Designed by Milan-based studio One Works and completed in 2016, Piazza Tre Torri is CityLife’s main public space, located at its heart. It spreads over two levels that define a seamless connection between the park, the accesses to the towers and those to the subway station. Geometric barycenter of the district, the square stretches and curves to connect the two main axes that cross it, running from via Buonarroti and via Domodossola. Piazza Tre Torri is first and foremost a shopping place. However, its hybrid configuration of open but intimate space, partly covered, also encourages its use for other, unscheduled activities, from studying to co-working.

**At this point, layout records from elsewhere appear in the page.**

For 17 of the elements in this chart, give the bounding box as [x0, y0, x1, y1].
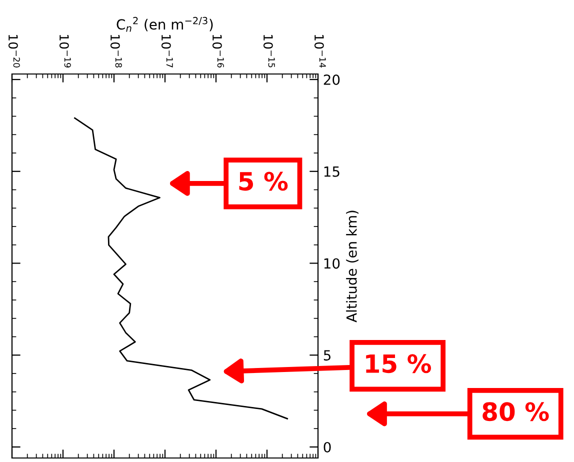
x-tick-label: 10$^{−14}$	[314, 34, 326, 68]
y-axis-title: Altitude (en km)	[346, 210, 358, 322]
text: 15 %	[366, 354, 432, 374]
x-tick-label: 10$^{−19}$	[59, 34, 71, 68]
x-tick-label: 10$^{−16}$	[212, 34, 224, 68]
y-tick-label: 0	[324, 442, 331, 452]
text: 80 %	[482, 402, 549, 422]
y-tick-label: 20	[324, 74, 340, 85]
x-tick-label: 10$^{−15}$	[263, 34, 275, 68]
x-tick-label: 10$^{−17}$	[161, 34, 173, 68]
x-tick-label: 10$^{−20}$	[8, 34, 20, 68]
y-tick-label: 15	[324, 166, 340, 177]
y-tick-label: 5	[324, 350, 330, 361]
x-tick-label: 10$^{−18}$	[110, 34, 122, 68]
y-tick-label: 10	[324, 258, 340, 269]
annotation: 5 %	[239, 172, 288, 191]
x-axis-title: C$_{n}$$^{2}$ (en m$^{−2/3}$)	[116, 16, 213, 32]
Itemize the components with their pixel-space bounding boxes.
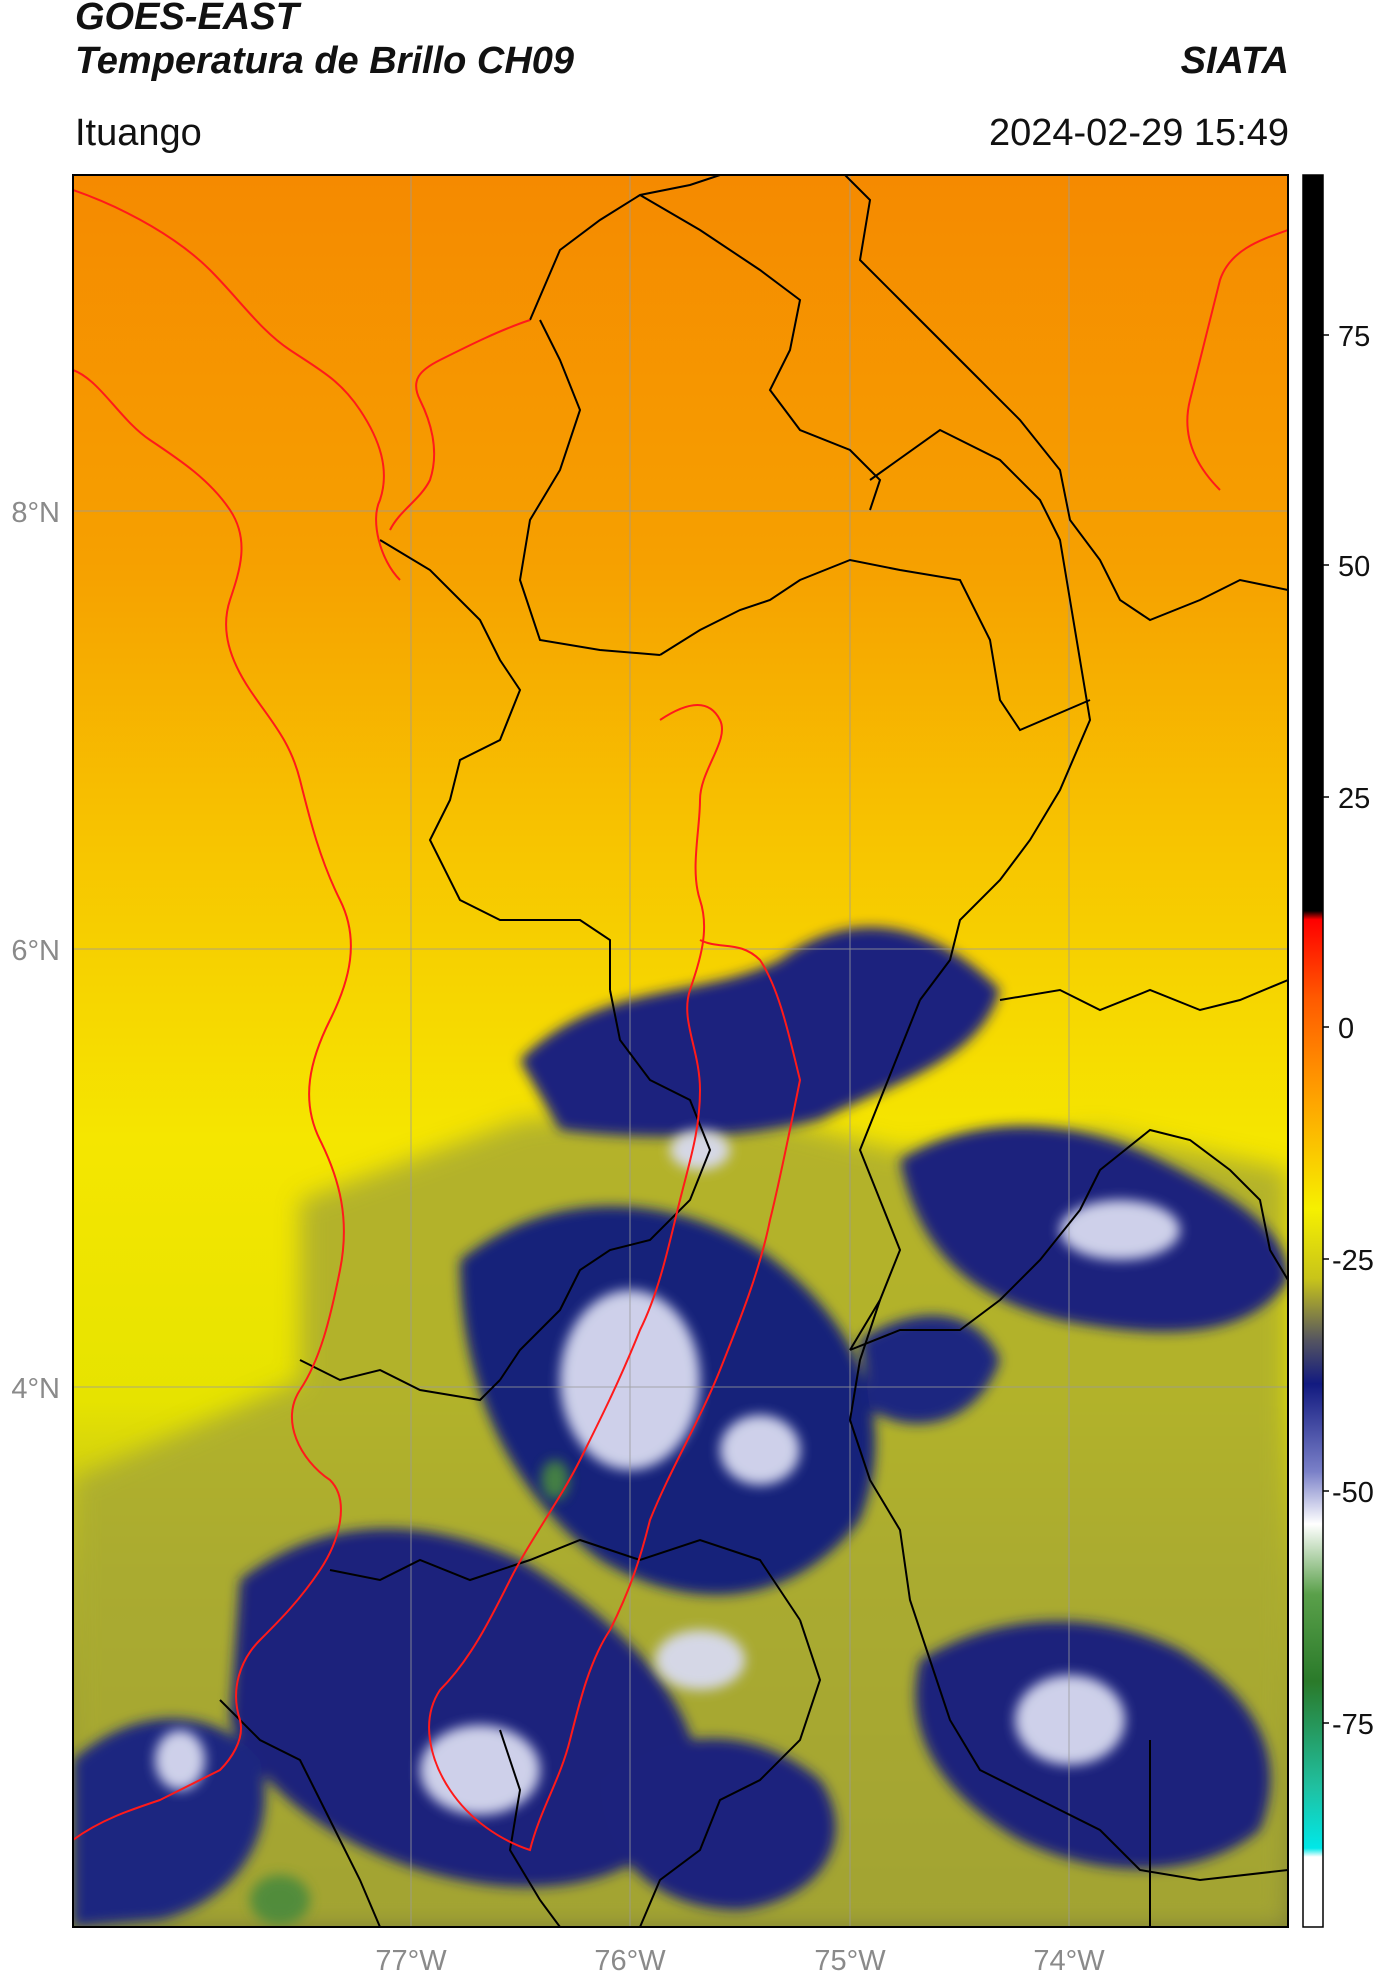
satellite-title: GOES-EAST	[75, 0, 299, 38]
colorbar-tick-label: 25	[1338, 783, 1370, 815]
lat-tick-label: 4°N	[11, 1373, 60, 1405]
lon-tick-label: 74°W	[1033, 1945, 1105, 1977]
colorbar-tick-label: -50	[1332, 1477, 1374, 1509]
admin-borders	[219, 175, 1288, 1927]
timestamp-label: 2024-02-29 15:49	[988, 112, 1289, 154]
lat-tick-label: 6°N	[11, 935, 60, 967]
colorbar-tick-label: 75	[1338, 321, 1370, 353]
colorbar: 75 50 25 0 -25 -50 -75	[1302, 174, 1374, 1928]
coastline-and-basin	[73, 189, 1288, 1852]
lon-ticks: 77°W 76°W 75°W 74°W	[375, 1945, 1105, 1977]
lon-tick-label: 77°W	[375, 1945, 447, 1977]
colorbar-tick-label: -25	[1332, 1245, 1374, 1277]
gridlines	[73, 175, 1288, 1927]
colorbar-tick-label: 50	[1338, 551, 1370, 583]
lon-tick-label: 75°W	[814, 1945, 886, 1977]
map-frame	[72, 174, 1289, 1928]
map-image	[73, 175, 1288, 1927]
colorbar-tick-label: 0	[1338, 1013, 1354, 1045]
product-title: Temperatura de Brillo CH09	[75, 40, 575, 82]
organization-label: SIATA	[1180, 40, 1289, 82]
colorbar-tick-label: -75	[1332, 1709, 1374, 1741]
location-label: Ituango	[75, 112, 202, 154]
colorbar-scale	[1302, 174, 1324, 1928]
lat-tick-label: 8°N	[11, 497, 60, 529]
lat-ticks: 8°N 6°N 4°N	[11, 497, 60, 1405]
lon-tick-label: 76°W	[594, 1945, 666, 1977]
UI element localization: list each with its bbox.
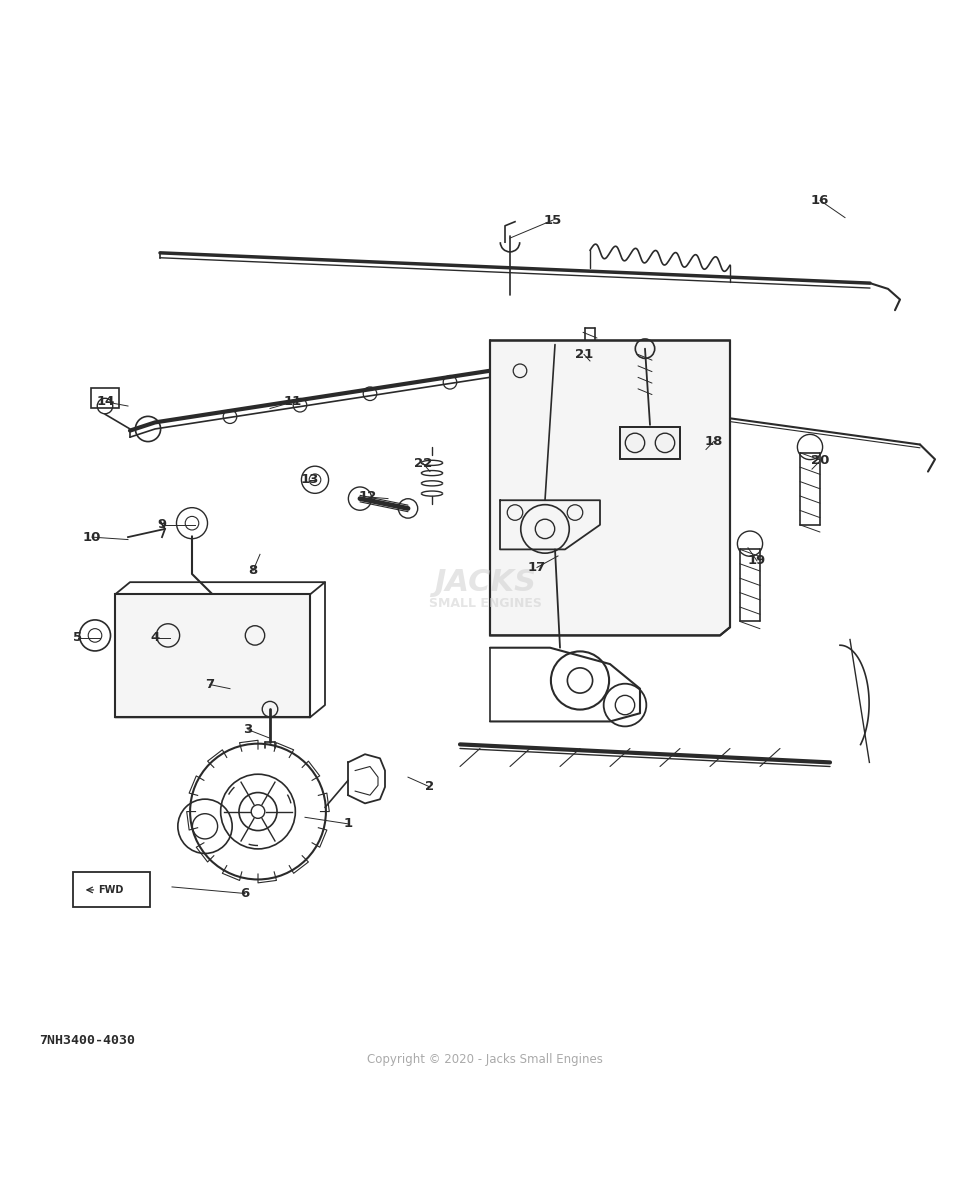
FancyBboxPatch shape [73, 873, 149, 907]
Polygon shape [489, 341, 730, 636]
Text: 5: 5 [74, 631, 82, 644]
Polygon shape [115, 594, 310, 718]
Text: 21: 21 [575, 348, 592, 361]
Text: Copyright © 2020 - Jacks Small Engines: Copyright © 2020 - Jacks Small Engines [366, 1053, 603, 1066]
Text: JACKS: JACKS [433, 568, 536, 597]
Text: 12: 12 [359, 490, 377, 503]
Text: 13: 13 [300, 474, 319, 487]
Text: 19: 19 [747, 554, 766, 567]
Text: 11: 11 [284, 395, 301, 408]
Text: 15: 15 [544, 213, 562, 226]
Text: 16: 16 [810, 194, 828, 207]
Polygon shape [619, 426, 679, 459]
Text: 7NH3400-4030: 7NH3400-4030 [39, 1034, 135, 1047]
Text: 2: 2 [425, 780, 434, 793]
Text: 22: 22 [414, 457, 431, 470]
Text: 10: 10 [82, 530, 101, 543]
Bar [91, 388, 118, 407]
Text: SMALL ENGINES: SMALL ENGINES [428, 597, 541, 610]
Text: 18: 18 [704, 435, 723, 448]
Text: 9: 9 [157, 519, 167, 532]
Text: 6: 6 [240, 887, 249, 900]
Text: 7: 7 [205, 678, 214, 691]
Text: 4: 4 [150, 631, 160, 644]
Text: 17: 17 [527, 561, 546, 574]
Text: 14: 14 [97, 395, 115, 408]
Text: 8: 8 [248, 565, 258, 577]
Text: 1: 1 [343, 817, 352, 830]
Text: 20: 20 [810, 455, 828, 468]
Text: FWD: FWD [98, 884, 123, 895]
Polygon shape [581, 390, 597, 398]
Text: 3: 3 [243, 723, 252, 736]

CityLife Shopping District

Zaha Hadid Architects

Piazza Tre Torri is one of the three spaces that make up the CityLife Shopping District, a 30,000-square-meter urban mall. Zaha Hadid Architects designed its underground part, which is lit by large skylights and divided into two levels, connected both practically and visually by double heights with organic contours. This area also includes the multiplex cinema, the most important of the culturally oriented functions of the neighborhood. The open-air commercial gallery, designed by Mauro Galantino, also branches off from Piazza Tre Torri. The gallery is configured as a simple linear solid, bordered by elongated two-story buildings that house shops and businesses. Galantino’s building – open and relatively purist in its language – is an exception in the landscape of CityLife’s rather “cheeky” architecture.


CityLife Park

Gustafson Porter

At nearly 170,000 square meters, and still expanding, the Gustafson Porter design is the city’s largest park since Parco Sempione opened 130 years ago. While the numbers may be accurate (“may” because there is a margin of ambiguity in calculating its dimensions), this is certainly a green space with a twist. Parco Sempione is a square free of buildings, with a few monuments and public spaces (Castello Sforzesco, Arena, Palazzo dell’Arte) on its edges. CityLife Park, on the other hand, has a more articulated and fragmented shape, creeping into the gaps left between the buildings. It is a garden for contemporary strolling, carved out of the many paths, the ventilation grids of the underground parking lots, and fading seamlessly into Piazza Tre Torri. In 2015, Milan activated the ArtLine program, which is still ongoing and has placed dozens of contemporary artworks throughout the park’s spaces.